RF-DETR inference speed benchmarking

At work we use RF-DETR models in factories for various purposes. Here, inference speed is our main bottleneck. We primarily run our AI on-premise, using various NVIDIA Jetson devices. At editor.kexxu.com we provide RF-DETR training for various model sizes, at various image resolutions. To get an idea of the best model to use in our factories, I decided to benchmark the different models and see what precision & resolution combinations would make the most sense in our situation. Perhaps these results interest someone else, so I decided to post the results here.
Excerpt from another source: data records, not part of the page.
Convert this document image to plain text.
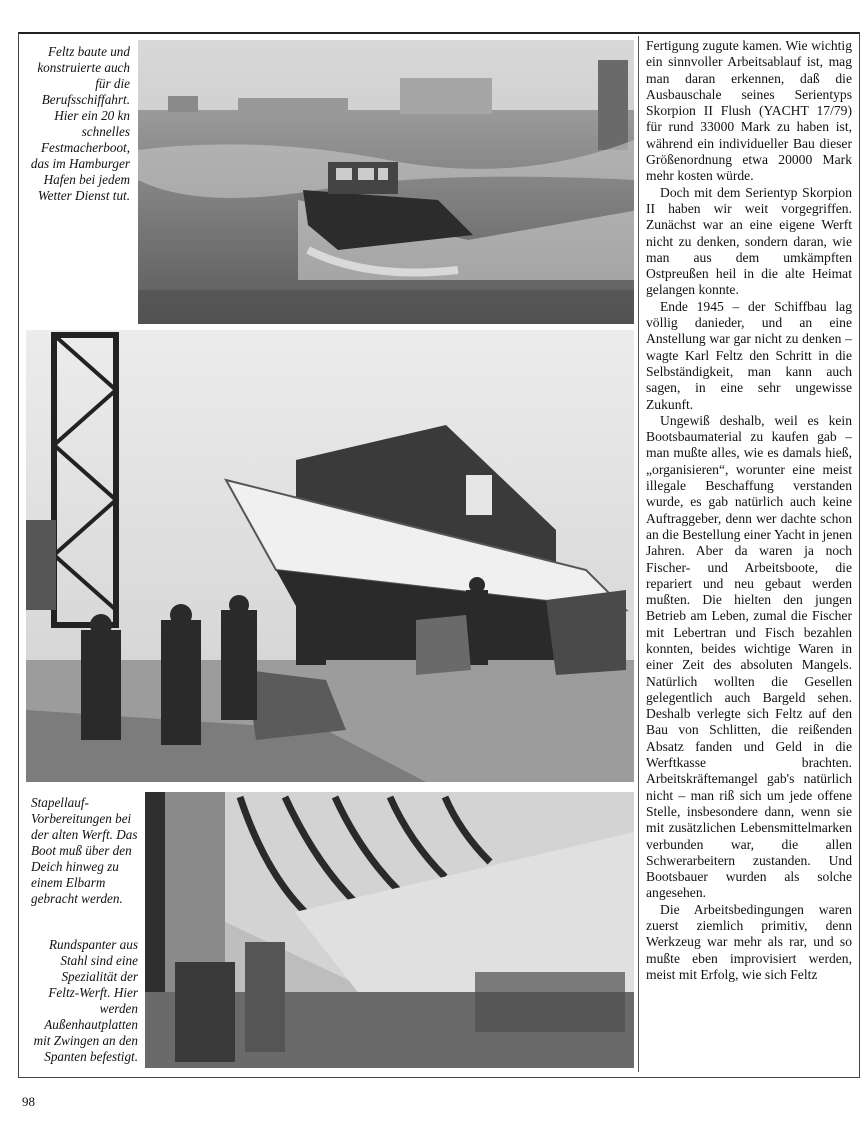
Feltz baute und konstruierte auch für die Berufsschiffahrt. Hier ein 20 kn schnelles Festmacherboot, das im Hamburger Hafen bei jedem Wetter Dienst tut.

Stapellauf-Vorbereitungen bei der alten Werft. Das Boot muß über den Deich hinweg zu einem Elbarm gebracht werden.

Rundspanter aus Stahl sind eine Spezialität der Feltz-Werft. Hier werden Außenhautplatten mit Zwingen an den Spanten befestigt.

Fertigung zugute kamen. Wie wichtig ein sinnvoller Arbeitsablauf ist, mag man daran erkennen, daß die Ausbauschale seines Serientyps Skorpion II Flush (YACHT 17/79) für rund 33000 Mark zu haben ist, während ein individueller Bau dieser Größenordnung etwa 20000 Mark mehr kosten würde.

Doch mit dem Serientyp Skorpion II haben wir weit vorgegriffen. Zunächst war an eine eigene Werft nicht zu denken, sondern daran, wie man aus dem umkämpften Ostpreußen heil in die alte Heimat gelangen konnte.

Ende 1945 – der Schiffbau lag völlig danieder, und an eine Anstellung war gar nicht zu denken – wagte Karl Feltz den Schritt in die Selbständigkeit, man kann auch sagen, in eine sehr ungewisse Zukunft.

Ungewiß deshalb, weil es kein Bootsbaumaterial zu kaufen gab – man mußte alles, wie es damals hieß, „organisieren“, worunter eine meist illegale Beschaffung verstanden wurde, es gab natürlich auch keine Auftraggeber, denn wer dachte schon an die Bestellung einer Yacht in jenen Jahren. Aber da waren ja noch Fischer- und Arbeitsboote, die repariert und neu gebaut werden mußten. Die hielten den jungen Betrieb am Leben, zumal die Fischer mit Lebertran und Fisch bezahlen konnten, beides wichtige Waren in einer Zeit des absoluten Mangels. Natürlich wollten die Gesellen gelegentlich auch Bargeld sehen. Deshalb verlegte sich Feltz auf den Bau von Schlitten, die reißenden Absatz fanden und Geld in die Werftkasse brachten. Arbeitskräftemangel gab's natürlich nicht – man riß sich um jede offene Stelle, insbesondere dann, wenn sie mit zusätzlichen Lebensmittelmarken verbunden war, die allen Schwerarbeitern zustanden. Und Bootsbauer wurden als solche angesehen.

Die Arbeitsbedingungen waren zuerst ziemlich primitiv, denn Werkzeug war mehr als rar, und so mußte eben improvisiert werden, meist mit Erfolg, wie sich Feltz

98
All tests were done on a Jetson Orin NX with the following specs:

Device	NVIDIA Jetson Orin NX (8GB)
CPU	6-core Arm® Cortex®-A78AE (1.98 GHz max)
GPU	1024-core NVIDIA Ampere w/ 32 Tensor Cores (765 MHz max)
DLA	1x NVDLA v2.0 (614 MHz max)
RAM	8GB LPDDR5 (128-bit, 102.4 GB/s)
Total AI Perf	70 TOPS (INT8)
JetPack Version	R36 (release) 4.3
CUDA Version	V12.6
Power Mode	20W

Frames per Second for the different models.

As can be seen in the figure below, the speedup gained from using TensorRT with FP16 is roughly the same across the board. Notably, TRT really starts to shine when you use FP16 precision.

I performed these tests on a somewhat simple task, meaning the accuracies were all somewhat similar. For this reason, the accuracy metrics should be taken with a grain of salt. Despite this, I'll still provide the following plot, which can perhaps be used as some weak prior to decide what model to first test out for your use case.